En effet, le secteur numérique est le moteur de la croissance mondiale depuis plus de vingt ans et représente aujourd’hui près de 30 % de l’ensemble de la capitalisation boursière mondiale. L’analyse du déclin économique de l’UE n’est pas complète si son déclin numérique, fruit de choix politiques européens depuis trente ans, n’est pas évalué à sa juste mesure.

Le décrochage du PIB de l’UE, qui a commencé dans les années 1990, ne cesse de s’accroître à un rythme de plus en plus important. En 2022, le PIB de l’UE était de 17 320 milliards de dollars contre 25 440 pour celui des États-Unis, soit un écart de 8 690 milliards – qui s’est encore accru en 2023 et frôle désormais les 9 000 milliards. Pourtant, les États-Unis ne comptent que 331 millions d’habitants alors que l’UE en dénombre près de 447 millions. Les conséquences de ce décrochage économique, issu du décrochage technologique, sont très concrètes pour les Européens puisque, selon la Banque mondiale, alors qu’en 1980 le PIB par habitant des Français atteignait 101 % de celui des Américains, il ne s’élevait plus en 2022 qu’à 53,02 % (et à 49 % pour l’ensemble de l’UE).

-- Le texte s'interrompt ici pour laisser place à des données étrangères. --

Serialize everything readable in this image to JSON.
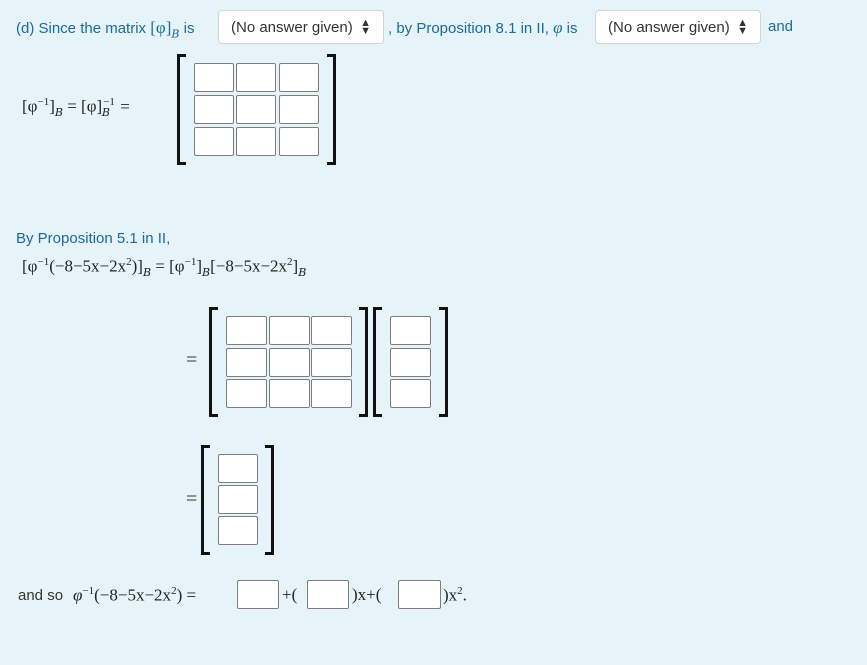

A ce premier angle mort, l’analyse de la Commission de l’intelligence artificielle en ajoute un second. En proposant la création d’un fonds d’investissement « France & IA » et la mobilisation de dix milliards d’euros « pour financer l’émergence de l’écosystème d’IA et la transformation du tissu économique français », elle passe à côté du cœur même du problème, qui se situe à un tout autre niveau.

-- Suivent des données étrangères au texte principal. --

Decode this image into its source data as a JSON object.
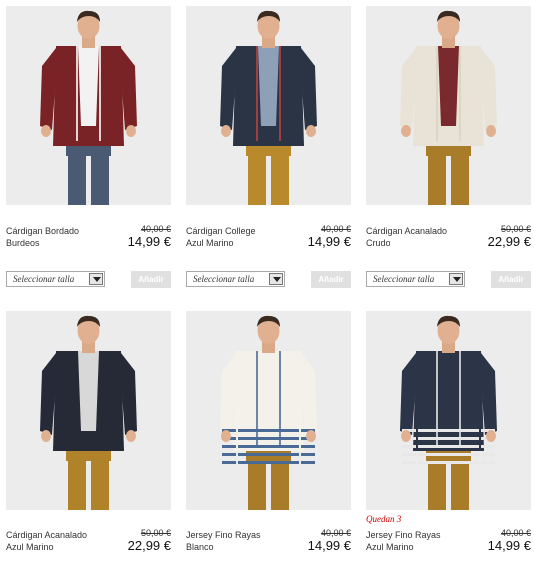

Croire en effet que la France possède encore les instruments et les moyens d’action pour mener une telle politique est illusoire. La France n’a plus cette compétence puisqu’elle l’a déléguée à l’UE. L’article 3 du traité sur le fonctionnement de l’UE (TFUE) prévoit que l’établissement des règles de concurrence nécessaires au fonctionnement du marché intérieur et la politique commerciale commune sont des compétences exclusives de l’UE. La France ne peut tout simplement pas agir souverainement.

Or, l’ensemble du droit européen de la concurrence repose sur l’idée que les objectifs fondamentaux des règles de l’UE consistent à garantir le bon fonctionnement du marché intérieur au profit du consommateur, en oubliant l’outil de production, la concurrence entre zones géographiques mondiales et l’intérêt des nations. Nous sommes donc face à une impossibilité systémique de mener une réelle politique de redressement industriel et technologique. C’est cette réalité qui a précisément contribué à la disparition ou à l’affaissement des anciens leaders européens du secteur numérique et empêché l’émergence de nouveaux géants. En ne voyant pas cela, la commission Bouverot-Aghion se condamne à des vœux pieux.

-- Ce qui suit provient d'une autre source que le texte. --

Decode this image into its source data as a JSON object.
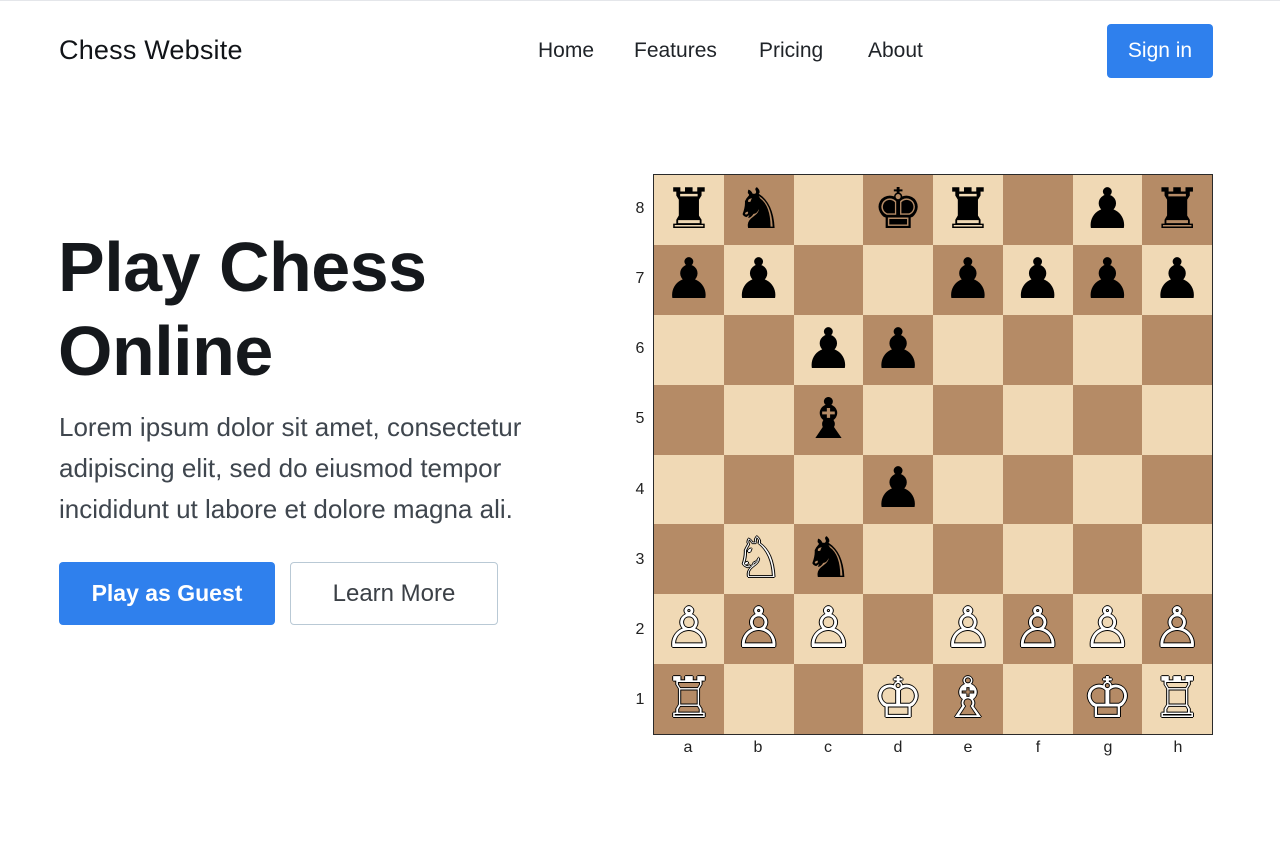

Le constat est pourtant sans équivoque : alors que les autres grands acteurs géoéconomiques mondiaux considèrent le numérique comme un secteur stratégique et mettent en œuvre des instruments propres à le protéger et à le renforcer (ultra-concentration, ultra-capitalisation, ententes entre entreprises, aides d’État et marchés réservés), l’UE a historiquement fait un choix inverse. Le règlement IA Act, qui vient d’être adopté par le Parlement européen, en est une parfaite illustration : en favorisant une approche orientée vers le consommateur, il néglige l’outil productif et l’écosystème numérique européen. Une nouvelle fois, l’action de la Commission européenne ne vise qu’à réguler de futures technologies étrangères venant inonder le marché européen.

Il est temps de comprendre que, sans une remise en cause profonde du droit européen de la concurrence, permettant de libérer les entreprises européennes d’un carcan normatif destructeur pour notre économie, l’ensemble des propositions de la commission Bouverot-Aghion n’auront pour effet que d’adoucir notre déclassement numérique programmé et de nous former à l’usage de technologies américaines et asiatiques.